Theodore agreed the design is a bit of a bow to the past.
“Maybe unconsciously I’m influenced by those things,” he said.
David Aldrich runs Pleasant Family Shopping, a nostalgia-themed blog and Facebook page that examines the nation’s postwar stores, malls and shopping centers.
“The store itself was almost used as kind of a billboard — a dramatic treatment just to attract people and just to make an exciting environment,” Aldrich said of the midcentury supermarkets.

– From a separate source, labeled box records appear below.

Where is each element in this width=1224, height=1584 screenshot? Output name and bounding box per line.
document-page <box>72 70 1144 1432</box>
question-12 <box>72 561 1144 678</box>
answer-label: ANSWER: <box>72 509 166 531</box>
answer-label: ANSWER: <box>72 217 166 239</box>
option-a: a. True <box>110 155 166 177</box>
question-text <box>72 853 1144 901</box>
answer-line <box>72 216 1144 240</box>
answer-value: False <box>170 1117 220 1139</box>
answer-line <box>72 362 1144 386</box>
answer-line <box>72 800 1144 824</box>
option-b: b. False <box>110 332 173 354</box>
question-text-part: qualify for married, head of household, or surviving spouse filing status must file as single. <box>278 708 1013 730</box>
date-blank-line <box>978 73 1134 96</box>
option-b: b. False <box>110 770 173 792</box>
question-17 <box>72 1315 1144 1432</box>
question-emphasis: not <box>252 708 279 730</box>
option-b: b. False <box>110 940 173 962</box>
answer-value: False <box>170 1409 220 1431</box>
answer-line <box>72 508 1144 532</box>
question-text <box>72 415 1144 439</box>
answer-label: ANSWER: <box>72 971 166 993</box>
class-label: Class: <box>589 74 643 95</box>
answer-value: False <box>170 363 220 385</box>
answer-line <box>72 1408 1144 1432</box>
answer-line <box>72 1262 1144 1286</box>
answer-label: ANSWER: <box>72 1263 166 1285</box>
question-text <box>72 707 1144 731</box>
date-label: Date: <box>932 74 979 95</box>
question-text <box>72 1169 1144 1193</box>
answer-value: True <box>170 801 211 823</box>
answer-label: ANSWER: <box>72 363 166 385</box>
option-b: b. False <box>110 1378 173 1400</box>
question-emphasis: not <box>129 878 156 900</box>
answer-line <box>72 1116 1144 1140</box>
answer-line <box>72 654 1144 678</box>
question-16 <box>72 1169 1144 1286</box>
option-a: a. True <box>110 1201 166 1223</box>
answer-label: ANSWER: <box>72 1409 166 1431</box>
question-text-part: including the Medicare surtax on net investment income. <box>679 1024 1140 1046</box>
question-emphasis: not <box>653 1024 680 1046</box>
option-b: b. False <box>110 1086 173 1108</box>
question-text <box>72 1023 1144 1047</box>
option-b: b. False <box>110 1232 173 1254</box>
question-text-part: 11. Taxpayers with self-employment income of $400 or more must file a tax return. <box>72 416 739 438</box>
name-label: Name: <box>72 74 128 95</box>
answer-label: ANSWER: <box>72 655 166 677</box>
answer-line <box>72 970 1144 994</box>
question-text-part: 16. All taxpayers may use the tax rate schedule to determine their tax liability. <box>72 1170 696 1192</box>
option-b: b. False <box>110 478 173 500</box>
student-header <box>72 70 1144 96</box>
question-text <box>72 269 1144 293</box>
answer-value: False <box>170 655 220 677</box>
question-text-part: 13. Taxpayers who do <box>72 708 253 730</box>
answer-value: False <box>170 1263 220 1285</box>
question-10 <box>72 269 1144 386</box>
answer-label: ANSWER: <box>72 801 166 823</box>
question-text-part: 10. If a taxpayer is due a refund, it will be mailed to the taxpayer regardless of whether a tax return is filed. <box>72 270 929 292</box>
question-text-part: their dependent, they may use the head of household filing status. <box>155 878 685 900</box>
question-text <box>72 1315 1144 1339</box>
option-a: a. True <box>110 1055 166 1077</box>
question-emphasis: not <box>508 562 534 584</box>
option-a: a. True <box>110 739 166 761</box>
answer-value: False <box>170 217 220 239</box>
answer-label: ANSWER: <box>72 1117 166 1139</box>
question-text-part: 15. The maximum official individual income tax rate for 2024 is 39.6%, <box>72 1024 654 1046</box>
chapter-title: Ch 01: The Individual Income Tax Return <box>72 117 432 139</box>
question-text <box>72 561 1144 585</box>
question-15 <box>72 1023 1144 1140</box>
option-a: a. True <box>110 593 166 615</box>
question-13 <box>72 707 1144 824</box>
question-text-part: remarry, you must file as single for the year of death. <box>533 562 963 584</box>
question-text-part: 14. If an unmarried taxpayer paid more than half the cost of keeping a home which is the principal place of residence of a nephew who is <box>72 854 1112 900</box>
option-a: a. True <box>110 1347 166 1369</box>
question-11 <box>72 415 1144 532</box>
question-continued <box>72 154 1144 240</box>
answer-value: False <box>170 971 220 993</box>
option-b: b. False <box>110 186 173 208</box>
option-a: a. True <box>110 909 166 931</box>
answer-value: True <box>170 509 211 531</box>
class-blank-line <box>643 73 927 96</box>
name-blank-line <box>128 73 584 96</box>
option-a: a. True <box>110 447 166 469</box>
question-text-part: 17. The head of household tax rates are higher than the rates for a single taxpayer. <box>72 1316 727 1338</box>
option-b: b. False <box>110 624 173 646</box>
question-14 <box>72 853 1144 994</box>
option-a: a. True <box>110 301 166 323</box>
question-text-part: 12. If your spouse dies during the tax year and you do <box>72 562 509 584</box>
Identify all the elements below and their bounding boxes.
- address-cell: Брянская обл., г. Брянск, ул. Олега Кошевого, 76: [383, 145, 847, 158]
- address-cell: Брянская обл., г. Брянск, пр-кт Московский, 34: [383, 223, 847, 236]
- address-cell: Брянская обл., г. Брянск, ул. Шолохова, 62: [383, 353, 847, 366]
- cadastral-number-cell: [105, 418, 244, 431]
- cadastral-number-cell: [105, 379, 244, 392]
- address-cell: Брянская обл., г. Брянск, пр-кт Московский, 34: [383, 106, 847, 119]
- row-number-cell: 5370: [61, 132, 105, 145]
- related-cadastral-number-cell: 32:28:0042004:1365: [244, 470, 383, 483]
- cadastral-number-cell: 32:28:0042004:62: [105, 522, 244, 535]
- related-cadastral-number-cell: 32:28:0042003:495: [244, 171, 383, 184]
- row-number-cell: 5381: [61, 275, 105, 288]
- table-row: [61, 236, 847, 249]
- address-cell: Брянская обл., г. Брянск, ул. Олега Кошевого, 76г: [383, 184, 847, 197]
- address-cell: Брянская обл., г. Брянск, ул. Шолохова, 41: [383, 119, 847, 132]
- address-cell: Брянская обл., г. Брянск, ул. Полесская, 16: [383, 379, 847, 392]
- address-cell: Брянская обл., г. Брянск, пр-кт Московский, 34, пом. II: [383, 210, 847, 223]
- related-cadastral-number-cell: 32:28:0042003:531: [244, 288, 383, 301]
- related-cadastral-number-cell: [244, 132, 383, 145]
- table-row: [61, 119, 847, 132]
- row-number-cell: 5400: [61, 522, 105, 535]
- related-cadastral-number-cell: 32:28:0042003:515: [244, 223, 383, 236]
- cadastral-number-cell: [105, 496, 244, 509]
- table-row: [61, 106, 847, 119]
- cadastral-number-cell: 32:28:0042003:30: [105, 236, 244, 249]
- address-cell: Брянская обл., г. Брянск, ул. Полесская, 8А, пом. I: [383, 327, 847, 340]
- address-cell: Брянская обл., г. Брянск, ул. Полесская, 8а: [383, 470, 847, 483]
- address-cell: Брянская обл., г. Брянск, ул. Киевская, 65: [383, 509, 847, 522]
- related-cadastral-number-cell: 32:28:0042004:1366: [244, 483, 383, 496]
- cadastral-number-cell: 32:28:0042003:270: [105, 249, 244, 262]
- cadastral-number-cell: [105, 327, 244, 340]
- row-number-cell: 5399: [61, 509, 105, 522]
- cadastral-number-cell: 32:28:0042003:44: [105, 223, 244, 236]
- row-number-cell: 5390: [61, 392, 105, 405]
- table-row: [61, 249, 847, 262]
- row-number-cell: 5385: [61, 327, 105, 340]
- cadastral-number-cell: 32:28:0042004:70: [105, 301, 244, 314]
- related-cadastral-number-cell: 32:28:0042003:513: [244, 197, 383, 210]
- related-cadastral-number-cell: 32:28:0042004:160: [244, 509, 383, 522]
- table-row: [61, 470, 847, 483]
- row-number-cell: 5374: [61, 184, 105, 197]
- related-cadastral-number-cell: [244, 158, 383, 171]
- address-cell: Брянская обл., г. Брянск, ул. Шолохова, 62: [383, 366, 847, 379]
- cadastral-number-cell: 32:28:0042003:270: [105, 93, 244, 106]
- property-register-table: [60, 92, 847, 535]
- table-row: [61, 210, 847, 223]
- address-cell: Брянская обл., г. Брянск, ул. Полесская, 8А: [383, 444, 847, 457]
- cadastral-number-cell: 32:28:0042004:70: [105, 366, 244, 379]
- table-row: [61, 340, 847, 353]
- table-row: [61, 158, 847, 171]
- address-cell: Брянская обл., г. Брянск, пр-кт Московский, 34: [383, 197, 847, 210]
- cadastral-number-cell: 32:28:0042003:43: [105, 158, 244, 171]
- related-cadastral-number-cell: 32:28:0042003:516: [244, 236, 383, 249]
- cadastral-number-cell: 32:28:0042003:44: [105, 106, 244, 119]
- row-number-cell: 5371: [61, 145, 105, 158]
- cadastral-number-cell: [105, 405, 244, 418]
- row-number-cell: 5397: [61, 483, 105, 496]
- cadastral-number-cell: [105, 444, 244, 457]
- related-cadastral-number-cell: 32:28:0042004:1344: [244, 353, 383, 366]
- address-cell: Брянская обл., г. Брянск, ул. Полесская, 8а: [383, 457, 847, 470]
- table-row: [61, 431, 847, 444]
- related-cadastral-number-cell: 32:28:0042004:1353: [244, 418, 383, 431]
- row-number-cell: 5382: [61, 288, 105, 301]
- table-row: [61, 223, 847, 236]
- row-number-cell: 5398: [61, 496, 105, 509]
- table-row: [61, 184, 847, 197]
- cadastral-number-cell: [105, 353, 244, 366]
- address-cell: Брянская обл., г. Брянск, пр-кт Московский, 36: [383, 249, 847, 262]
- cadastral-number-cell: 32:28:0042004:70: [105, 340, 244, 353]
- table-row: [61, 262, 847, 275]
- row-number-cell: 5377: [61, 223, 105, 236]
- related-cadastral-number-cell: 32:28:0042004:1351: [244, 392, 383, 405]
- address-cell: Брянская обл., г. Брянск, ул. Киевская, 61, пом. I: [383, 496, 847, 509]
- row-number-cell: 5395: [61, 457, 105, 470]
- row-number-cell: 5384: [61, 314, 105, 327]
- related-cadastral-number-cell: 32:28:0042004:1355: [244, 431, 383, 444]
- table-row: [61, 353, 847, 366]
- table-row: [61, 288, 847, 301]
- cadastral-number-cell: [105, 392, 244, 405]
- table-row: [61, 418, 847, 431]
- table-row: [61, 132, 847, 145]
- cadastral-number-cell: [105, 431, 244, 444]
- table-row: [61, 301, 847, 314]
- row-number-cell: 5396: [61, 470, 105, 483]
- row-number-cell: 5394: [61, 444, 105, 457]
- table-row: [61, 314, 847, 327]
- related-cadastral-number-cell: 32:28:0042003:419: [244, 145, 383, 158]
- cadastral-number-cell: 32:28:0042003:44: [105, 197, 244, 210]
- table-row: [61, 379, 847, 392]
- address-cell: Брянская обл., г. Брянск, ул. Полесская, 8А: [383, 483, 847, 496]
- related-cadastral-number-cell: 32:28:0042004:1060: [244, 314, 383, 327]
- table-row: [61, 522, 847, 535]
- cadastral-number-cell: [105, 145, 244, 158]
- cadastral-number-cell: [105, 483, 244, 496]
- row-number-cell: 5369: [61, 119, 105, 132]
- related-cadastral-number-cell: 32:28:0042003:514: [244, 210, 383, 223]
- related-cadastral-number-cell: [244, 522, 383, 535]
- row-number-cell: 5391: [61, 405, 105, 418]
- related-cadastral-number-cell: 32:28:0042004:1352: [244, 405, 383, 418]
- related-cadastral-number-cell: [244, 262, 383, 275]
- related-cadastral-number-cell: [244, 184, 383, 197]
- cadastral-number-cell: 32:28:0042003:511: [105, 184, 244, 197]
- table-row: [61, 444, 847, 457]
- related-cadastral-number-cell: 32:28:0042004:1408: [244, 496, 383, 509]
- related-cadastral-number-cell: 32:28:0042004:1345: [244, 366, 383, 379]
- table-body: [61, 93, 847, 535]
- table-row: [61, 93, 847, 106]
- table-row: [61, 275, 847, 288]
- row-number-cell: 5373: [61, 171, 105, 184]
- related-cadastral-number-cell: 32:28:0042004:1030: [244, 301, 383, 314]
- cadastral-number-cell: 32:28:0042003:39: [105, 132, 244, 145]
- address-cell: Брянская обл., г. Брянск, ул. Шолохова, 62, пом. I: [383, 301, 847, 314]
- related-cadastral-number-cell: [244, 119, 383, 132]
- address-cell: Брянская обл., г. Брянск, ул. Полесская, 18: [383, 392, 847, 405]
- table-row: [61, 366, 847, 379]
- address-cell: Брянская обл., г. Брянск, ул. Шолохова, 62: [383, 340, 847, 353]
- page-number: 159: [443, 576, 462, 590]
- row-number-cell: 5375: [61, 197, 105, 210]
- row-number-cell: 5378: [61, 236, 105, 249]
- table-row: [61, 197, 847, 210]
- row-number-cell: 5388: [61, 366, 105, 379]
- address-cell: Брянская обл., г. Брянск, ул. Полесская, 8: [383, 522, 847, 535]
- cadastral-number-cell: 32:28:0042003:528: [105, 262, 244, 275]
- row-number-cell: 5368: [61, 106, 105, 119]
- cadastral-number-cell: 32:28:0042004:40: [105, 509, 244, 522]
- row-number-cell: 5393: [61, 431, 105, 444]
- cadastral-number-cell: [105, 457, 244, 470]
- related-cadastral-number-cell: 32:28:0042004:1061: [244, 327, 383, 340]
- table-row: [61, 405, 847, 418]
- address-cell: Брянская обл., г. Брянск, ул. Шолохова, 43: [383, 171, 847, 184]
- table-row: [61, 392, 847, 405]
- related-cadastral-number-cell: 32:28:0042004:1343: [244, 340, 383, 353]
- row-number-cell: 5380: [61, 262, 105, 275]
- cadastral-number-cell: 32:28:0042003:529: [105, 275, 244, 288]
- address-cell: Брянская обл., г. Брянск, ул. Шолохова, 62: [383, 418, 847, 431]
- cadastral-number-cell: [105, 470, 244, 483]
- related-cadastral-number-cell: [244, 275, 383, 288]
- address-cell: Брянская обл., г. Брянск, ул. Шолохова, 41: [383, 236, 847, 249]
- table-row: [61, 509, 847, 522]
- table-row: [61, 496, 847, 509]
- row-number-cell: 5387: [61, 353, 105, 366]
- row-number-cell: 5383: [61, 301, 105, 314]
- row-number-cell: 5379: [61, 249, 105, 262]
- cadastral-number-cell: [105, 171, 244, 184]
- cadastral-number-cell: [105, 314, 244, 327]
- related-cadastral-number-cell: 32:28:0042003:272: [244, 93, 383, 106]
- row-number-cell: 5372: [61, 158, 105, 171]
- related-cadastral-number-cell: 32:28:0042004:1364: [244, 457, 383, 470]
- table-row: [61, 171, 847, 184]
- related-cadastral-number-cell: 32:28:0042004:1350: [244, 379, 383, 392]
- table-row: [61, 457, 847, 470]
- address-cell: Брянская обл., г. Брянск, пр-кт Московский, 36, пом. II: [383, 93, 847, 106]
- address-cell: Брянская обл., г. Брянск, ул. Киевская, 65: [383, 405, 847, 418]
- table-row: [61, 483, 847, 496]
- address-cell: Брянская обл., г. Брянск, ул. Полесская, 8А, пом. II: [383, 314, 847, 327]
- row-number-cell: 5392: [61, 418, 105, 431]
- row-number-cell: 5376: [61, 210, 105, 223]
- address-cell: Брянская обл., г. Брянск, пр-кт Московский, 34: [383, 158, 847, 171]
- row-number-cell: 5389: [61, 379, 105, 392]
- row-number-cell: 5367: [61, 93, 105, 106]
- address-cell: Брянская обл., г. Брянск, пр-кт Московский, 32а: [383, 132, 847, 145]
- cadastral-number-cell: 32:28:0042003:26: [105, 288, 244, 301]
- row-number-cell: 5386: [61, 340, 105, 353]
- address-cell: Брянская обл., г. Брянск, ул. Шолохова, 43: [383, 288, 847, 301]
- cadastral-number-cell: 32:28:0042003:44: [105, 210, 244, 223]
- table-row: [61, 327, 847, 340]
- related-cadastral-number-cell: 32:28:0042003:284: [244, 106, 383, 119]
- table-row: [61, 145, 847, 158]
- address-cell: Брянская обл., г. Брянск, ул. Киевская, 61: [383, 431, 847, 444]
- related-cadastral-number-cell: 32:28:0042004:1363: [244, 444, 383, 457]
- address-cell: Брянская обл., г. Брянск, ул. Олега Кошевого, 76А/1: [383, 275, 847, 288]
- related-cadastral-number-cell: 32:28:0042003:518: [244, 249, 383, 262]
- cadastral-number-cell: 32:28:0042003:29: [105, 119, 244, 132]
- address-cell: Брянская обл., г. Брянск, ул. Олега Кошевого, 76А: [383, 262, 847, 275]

“And that really continued into around the mid-sixties, and then a more natural, kind of a more austere look started to take over where you’d see a lot of mansard roofs and things like that.”
Aldrich said the new Caputo’s “really harkens back to that really kind of exciting era,” in store design.
“And it’s neat to see,” he said.
Lee Bey is the Chicago Sun-Times architecture critic and a member of the Editorial Board.